Mientras bailamos y triunfamos en plena noche madrileña, recordamos que los únicos que se nos acercaron en La Patente, en Bilbao, eran de Málaga…
Karri Bilbao
Viernes, 21 de noviembre 2025
Sábado por la mañana en Madrid y horas por delante hasta el domingo por la tarde para disfrutar de una ciudad vibrante que nunca me ... deja de sorprender. En la ruta que ha diseñado María para aprovechar al máximo el fin de semana, le pido que incluya el Reina Sofía para visitar la gran obra de Picasso, que por muchas veces que la haya visto, al situarme frente a ella, siento como si fuera siempre la primera vez. 'Guernica' te engulle entre sus trazos y sobrecoge de manera hipnótica. Imposible sentir indiferencia ante la magnitud de una obra universal que retrata la barbarie del horror, da igual dónde o cuándo haya tenido lugar.
De camino visitamos el Thyssen y sus galerías repletas de arte. Con los sentidos embriagados, entre una cosa y otra nos dan las dos, hora de partir rumbo a Casa Lucio y sus típicos huevos rotos. La comida y el restaurante no defraudan y nos sentimos afortunadas por haber logrado reservar mesa con tan solo una semana de antelación. Anochece temprano y decidimos pasar por casa para descansar un poco y cambiarnos de ropa antes de volver a salir.
María propone callejear y picar algo por el barrio de Las Letras antes de coger un taxi que nos acerque a Snobissimo, una discoteca que perdura tras años desde su apertura y franja de edad similar a la nuestra. Tras saborear la esencia de Madrid en Casa Alberto y bares con nombres tan sugerentes como Inclán Brutal, el ambiente es alegre y acogedor entre tabernas castizas. Contentas por cómo estamos de a gusto, poniéndonos al día tras meses sin hablar, decidimos pasadas las doce entrar en el local que augura diversión acorde a nuestros gustos musicales.

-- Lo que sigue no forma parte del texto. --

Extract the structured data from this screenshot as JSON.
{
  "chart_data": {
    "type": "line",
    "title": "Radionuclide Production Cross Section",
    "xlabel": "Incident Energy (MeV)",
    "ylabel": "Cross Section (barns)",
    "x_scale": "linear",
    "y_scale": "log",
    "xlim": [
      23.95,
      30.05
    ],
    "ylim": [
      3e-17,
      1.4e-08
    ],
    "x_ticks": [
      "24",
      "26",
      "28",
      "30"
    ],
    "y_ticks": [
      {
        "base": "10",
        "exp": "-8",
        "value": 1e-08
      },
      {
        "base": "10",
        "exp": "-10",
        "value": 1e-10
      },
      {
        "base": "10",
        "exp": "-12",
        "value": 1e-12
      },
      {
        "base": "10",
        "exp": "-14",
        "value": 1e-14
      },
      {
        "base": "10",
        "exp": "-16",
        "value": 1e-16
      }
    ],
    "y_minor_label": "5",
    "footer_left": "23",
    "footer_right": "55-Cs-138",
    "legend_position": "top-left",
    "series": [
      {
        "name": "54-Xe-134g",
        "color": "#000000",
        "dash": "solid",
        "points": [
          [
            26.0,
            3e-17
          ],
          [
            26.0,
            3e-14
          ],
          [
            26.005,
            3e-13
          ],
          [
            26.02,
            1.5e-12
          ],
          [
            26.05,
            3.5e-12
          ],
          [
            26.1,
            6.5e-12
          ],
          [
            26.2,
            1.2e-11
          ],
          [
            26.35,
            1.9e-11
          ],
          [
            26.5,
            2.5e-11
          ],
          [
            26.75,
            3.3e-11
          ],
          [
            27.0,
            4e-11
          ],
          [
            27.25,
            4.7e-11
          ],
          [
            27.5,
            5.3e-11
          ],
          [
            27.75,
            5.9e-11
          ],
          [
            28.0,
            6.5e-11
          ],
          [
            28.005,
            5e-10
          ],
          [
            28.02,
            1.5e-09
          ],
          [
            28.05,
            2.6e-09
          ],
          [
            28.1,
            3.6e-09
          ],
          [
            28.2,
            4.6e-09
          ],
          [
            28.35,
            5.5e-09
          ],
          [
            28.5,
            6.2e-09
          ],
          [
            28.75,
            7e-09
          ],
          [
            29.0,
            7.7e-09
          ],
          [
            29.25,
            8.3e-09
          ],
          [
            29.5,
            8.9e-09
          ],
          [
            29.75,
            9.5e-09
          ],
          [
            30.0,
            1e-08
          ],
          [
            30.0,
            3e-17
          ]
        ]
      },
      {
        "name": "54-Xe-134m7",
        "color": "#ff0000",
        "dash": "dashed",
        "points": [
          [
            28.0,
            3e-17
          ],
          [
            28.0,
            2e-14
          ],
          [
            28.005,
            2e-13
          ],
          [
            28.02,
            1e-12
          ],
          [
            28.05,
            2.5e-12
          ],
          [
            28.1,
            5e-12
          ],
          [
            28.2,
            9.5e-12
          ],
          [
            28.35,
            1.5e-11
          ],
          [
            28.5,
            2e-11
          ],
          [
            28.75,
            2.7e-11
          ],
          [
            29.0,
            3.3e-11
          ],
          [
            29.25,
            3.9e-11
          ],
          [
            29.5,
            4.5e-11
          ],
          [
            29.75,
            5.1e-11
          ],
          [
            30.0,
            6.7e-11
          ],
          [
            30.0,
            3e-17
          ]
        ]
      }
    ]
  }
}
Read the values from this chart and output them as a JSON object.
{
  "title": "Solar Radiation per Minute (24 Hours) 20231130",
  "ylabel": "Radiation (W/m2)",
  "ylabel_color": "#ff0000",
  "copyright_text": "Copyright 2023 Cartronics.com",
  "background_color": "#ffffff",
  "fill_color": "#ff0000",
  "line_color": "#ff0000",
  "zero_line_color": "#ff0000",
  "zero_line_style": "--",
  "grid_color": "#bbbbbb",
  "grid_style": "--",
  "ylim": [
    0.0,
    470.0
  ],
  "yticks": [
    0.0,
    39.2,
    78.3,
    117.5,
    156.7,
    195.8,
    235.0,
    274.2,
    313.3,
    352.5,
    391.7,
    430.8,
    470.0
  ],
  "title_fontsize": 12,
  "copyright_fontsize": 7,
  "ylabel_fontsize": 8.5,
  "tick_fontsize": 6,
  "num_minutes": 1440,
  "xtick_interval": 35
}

Nada más entrar, María busca con la mirada entre la gente y confiesa que espera encontrarse con Alex, que trabaja en la consultora PwC y han coincidido en varios eventos. El jueves le dijo que acudiría a Snobissimo para festejar la despedida de soltero en segundas nupcias de un compañero de trabajo. Sin rastro de Alex por el momento, numerosas cuadrillas abarrotan el local. En esas que se acercan tres chicos y preguntan si queremos tomar algo, ahora que «justo vamos a la barra a pedir una ronda». Cruzamos miradas entre ambas y, sin necesidad de mediar palabra, nos despedimos agradecidas por la invitación y un «nos vemos luego» para escabullirnos con éxito y evitar así sacrificar la noche madrileña en su compañía. Pocos metros más allá, otra cuadrilla repite la escena vivida minutos atrás y se presentan sin preámbulos y un «qué queremos beber…».
María se ríe cuando le expongo que la diferencia entre Madrid y Bilbao a la hora de ligar es abismal, tanto que la situación me devuelve al recuerdo de niña cuando hojeaba las últimas páginas del periódico en busca de los dos dibujos en primera impresión idénticos, pero en los que el pasatiempo consistía en encontrar las ocho diferencias… Resolvería el juego en apenas un minuto, le digo. Y las diferencias no serían ocho sino ochenta. La primera, que aquí te miran sin disimulos e, incluso, ¡te hablan! Mientras nos reímos por el comentario y, recordamos su experiencia en La Patente en Bilbao, cuando los únicos que se acercaron a hablar eran de Málaga, María cambia el gesto y me alerta que acaba de ver a Alex entrando al local. Dos minutos después entablan animada conversación y bailan al son de Karol G y el archiconocido 'Si antes te hubiera conocido'. Me alegra que mi amiga fuera precavida y me haya entregado un juego de llaves por si acaso. Creo que va siendo hora de salir de Snobissimo y pedir un taxi. ¿Qué os parece?
Nhoa, Karolo, Raimundo, OFA, Noemiel, Txilke, Txentxo, Punisher y quienes escribís comentando qué opináis sobre situaciones que expongo y suceden por Bilbao u otros lugares reconocibles por casi todos, gracias por intervenir y defender la sección. Me encanta entreteneros y abrir un debate sobre temas cotidianos. A los que critican a Karri, también agradezco que leáis Sexo en Nueva Bilbao cada viernes. Ojalá que alguna vez y, para variar, comentéis algo positivo. Por cierto, no tengo gatos y el vino solo me gusta disfrutarlo en compañía.